USA v. Sandoval-Alvarado
Case Summary
USA v. Sandoval-Alvarado, a criminal case in the Central District of California (docket 25-mj-03547), involves a plea agreement. The filing contains 29 lines, indicating the terms and conditions agreed upon by the defendant and the prosecution. This suggests the case is progressing towards a resolution.
Latest development
2:26-cr-00263-1 USA v. Sandoval-Alvarado
Pleading · May 1, 2026
The defendant, Sandoval-Alvarado, has entered into a plea agreement in the case USA v. Sandoval-Alvarado (2:26-cr-00263-1). The agreement outlines the terms of the defendant's plea, including any admissions of guilt and potential sentencing recommendations. This development is significant because it brings the case one step closer to resolution.
description View filingKey Issues
- • Plea Agreement
- • Criminal Law
- • Resolution of Charges
Docket Snapshot
Court
C.D. Cal.
Central District of California · 9th Circuit · CA
Docket
Not captured
Criminal
Stage
Pleading stage
Active
Filed
Date unavailable
Not in the available feed
Latest Filing
2:26-cr-00263-1 USA v. Sandoval-Alvarado
Pleading · May 01, 2026
Coverage
2 articles
1 source tracked
Participants
1 Defendant
3 linked entities
Judge
Not assigned in feed
What the record shows
This case is tied to Central District of California, a federal district court in CA.
The newest docket activity we have is a pleading dated May 01, 2026.
The visible party/entity graph currently includes Sandoval-Alvarado and others.
Press monitoring has found 2 related articles from 1 distinct source.
The Story So Far
USA v. Sandoval-Alvarado is an active criminal matter in Central District of California under docket 25-mj-03547.
The main identified defendant or respondent is Sandoval-Alvarado. The case is currently organized around Charge status, plea posture, and court supervision, Criminal charges and procedural posture, Sentencing exposure and post-conviction consequences, Contract interpretation and performance obligations.
The available docket gives enough signal to track the case, but not enough to overstate the merits. This page will become more useful as filings, orders, hearings, and party appearances add detail.
On May 1, 2026, the docket recorded a pleading: The defendant, Sandoval-Alvarado, has entered into a plea agreement in the case USA v. Sandoval-Alvarado (2:26-cr-00263-1). The agreement outlines the terms of the defendant's plea, including any admissions of guilt and potential sentencing recommendations.
On May 1, 2026, the docket recorded a other: The court terminated the merged magistrate defendant in the case of USA v. Sandoval-Alvarado. This means that the defendant's case is no longer being handled by a magistrate judge.
The case will now proceed with a different judge.

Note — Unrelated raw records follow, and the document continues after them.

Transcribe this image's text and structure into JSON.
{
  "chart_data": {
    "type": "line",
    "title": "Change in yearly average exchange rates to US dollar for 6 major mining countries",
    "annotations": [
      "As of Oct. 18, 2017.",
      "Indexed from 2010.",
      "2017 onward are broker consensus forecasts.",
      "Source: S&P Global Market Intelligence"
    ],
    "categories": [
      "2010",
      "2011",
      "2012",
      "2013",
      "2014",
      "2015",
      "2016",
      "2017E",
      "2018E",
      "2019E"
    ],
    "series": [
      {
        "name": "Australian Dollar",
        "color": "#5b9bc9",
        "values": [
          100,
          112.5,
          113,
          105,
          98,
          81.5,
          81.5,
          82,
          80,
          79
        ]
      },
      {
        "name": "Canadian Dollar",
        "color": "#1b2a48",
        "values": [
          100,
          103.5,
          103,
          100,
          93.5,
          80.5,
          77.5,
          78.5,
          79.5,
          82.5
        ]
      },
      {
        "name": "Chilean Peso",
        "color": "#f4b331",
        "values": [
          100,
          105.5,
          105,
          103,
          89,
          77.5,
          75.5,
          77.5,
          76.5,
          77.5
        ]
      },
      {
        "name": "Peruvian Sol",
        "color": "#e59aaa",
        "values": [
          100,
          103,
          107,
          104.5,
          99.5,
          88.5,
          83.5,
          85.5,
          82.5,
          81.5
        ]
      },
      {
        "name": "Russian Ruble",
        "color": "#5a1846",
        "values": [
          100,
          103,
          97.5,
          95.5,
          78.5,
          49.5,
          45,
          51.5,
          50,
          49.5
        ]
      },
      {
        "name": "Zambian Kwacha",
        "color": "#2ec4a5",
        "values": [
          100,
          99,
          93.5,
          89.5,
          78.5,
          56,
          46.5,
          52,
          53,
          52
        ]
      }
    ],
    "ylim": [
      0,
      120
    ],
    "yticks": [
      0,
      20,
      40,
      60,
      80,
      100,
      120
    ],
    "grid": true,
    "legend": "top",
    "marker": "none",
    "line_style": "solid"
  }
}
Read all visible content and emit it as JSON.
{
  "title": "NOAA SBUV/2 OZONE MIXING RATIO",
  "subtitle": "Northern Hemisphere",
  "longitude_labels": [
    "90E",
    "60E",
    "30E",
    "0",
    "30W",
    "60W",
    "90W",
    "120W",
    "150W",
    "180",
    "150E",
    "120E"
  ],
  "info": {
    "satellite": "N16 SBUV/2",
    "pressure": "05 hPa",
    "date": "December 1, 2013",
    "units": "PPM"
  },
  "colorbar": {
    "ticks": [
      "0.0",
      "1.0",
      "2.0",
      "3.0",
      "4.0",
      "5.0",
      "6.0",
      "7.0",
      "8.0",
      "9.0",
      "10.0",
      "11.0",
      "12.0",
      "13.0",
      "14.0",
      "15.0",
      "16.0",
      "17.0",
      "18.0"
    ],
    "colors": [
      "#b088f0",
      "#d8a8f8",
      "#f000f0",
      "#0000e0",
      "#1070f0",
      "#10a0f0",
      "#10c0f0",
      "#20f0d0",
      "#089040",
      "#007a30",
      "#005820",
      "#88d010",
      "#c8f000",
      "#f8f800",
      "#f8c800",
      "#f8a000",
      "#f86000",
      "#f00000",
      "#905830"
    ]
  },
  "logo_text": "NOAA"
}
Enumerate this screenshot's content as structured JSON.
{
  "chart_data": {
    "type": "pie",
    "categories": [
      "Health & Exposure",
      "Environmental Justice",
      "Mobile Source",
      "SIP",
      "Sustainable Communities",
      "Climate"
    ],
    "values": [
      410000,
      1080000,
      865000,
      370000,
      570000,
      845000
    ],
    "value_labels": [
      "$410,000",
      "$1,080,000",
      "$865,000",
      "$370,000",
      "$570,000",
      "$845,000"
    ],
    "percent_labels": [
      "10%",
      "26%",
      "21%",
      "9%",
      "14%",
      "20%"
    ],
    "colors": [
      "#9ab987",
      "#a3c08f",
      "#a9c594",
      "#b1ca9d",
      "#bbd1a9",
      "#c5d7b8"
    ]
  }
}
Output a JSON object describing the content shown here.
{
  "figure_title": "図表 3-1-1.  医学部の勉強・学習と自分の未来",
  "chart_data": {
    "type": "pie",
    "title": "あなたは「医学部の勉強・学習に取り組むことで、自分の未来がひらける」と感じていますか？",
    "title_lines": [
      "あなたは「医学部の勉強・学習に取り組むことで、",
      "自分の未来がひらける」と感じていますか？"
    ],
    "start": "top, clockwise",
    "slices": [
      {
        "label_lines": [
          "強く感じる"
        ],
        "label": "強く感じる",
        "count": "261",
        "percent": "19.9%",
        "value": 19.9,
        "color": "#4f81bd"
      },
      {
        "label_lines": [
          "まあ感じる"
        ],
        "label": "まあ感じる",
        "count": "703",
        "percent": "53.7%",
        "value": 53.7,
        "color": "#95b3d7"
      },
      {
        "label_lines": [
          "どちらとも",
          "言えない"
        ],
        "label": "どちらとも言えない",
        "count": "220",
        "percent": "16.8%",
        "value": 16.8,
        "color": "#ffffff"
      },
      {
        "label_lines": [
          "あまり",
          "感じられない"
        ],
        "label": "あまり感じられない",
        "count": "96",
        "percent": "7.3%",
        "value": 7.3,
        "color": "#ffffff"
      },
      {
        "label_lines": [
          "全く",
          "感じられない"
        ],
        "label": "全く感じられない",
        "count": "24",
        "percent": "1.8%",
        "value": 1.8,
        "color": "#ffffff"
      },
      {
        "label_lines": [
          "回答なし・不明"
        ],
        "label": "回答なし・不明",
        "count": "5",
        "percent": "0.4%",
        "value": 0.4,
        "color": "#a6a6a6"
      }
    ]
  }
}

The next thing to watch is whether the latest pleading produces a substantive order, a scheduling change, a settlement signal, or a filing that clarifies the parties' positions.
About This Court
Central District of California (C.D. Cal.) is a federal district court in the 9th Circuit, CA.
Case Timeline
2 events2:26-cr-00263-1 USA v. Sandoval-Alvarado
The defendant, Sandoval-Alvarado, has entered into a plea agreement in the case USA v. Sandoval-Alvarado (2:26-cr-00263-1). The agreement outlines the terms of the defendant's plea, including any admissions of guilt and potential sentencing recommendations. This development is significant because it brings the case one step closer to resolution.
2:25-mj-03547-1 USA v. Sandoval-Alvarado
The court terminated the merged magistrate defendant in the case of USA v. Sandoval-Alvarado. This means that the defendant's case is no longer being handled by a magistrate judge. The case will now proceed with a different judge.
Press Coverage
2:25-mj-03547-1 USA v. Sandoval-Alvarado
Terminate Merged Magistrate Defendant
settings_backup_restore Data provenance expand_more
Sources tracked
1 outlet · 2 articles
Timeline events
2 records on file
Last updated
18 hours, 10 minutes ago
Juryvine aggregates docket entries from PACER/CourtListener, press coverage, and GDELT signals. Ingestion timestamps do not appear in the What Changed feed — that reflects real court activity only.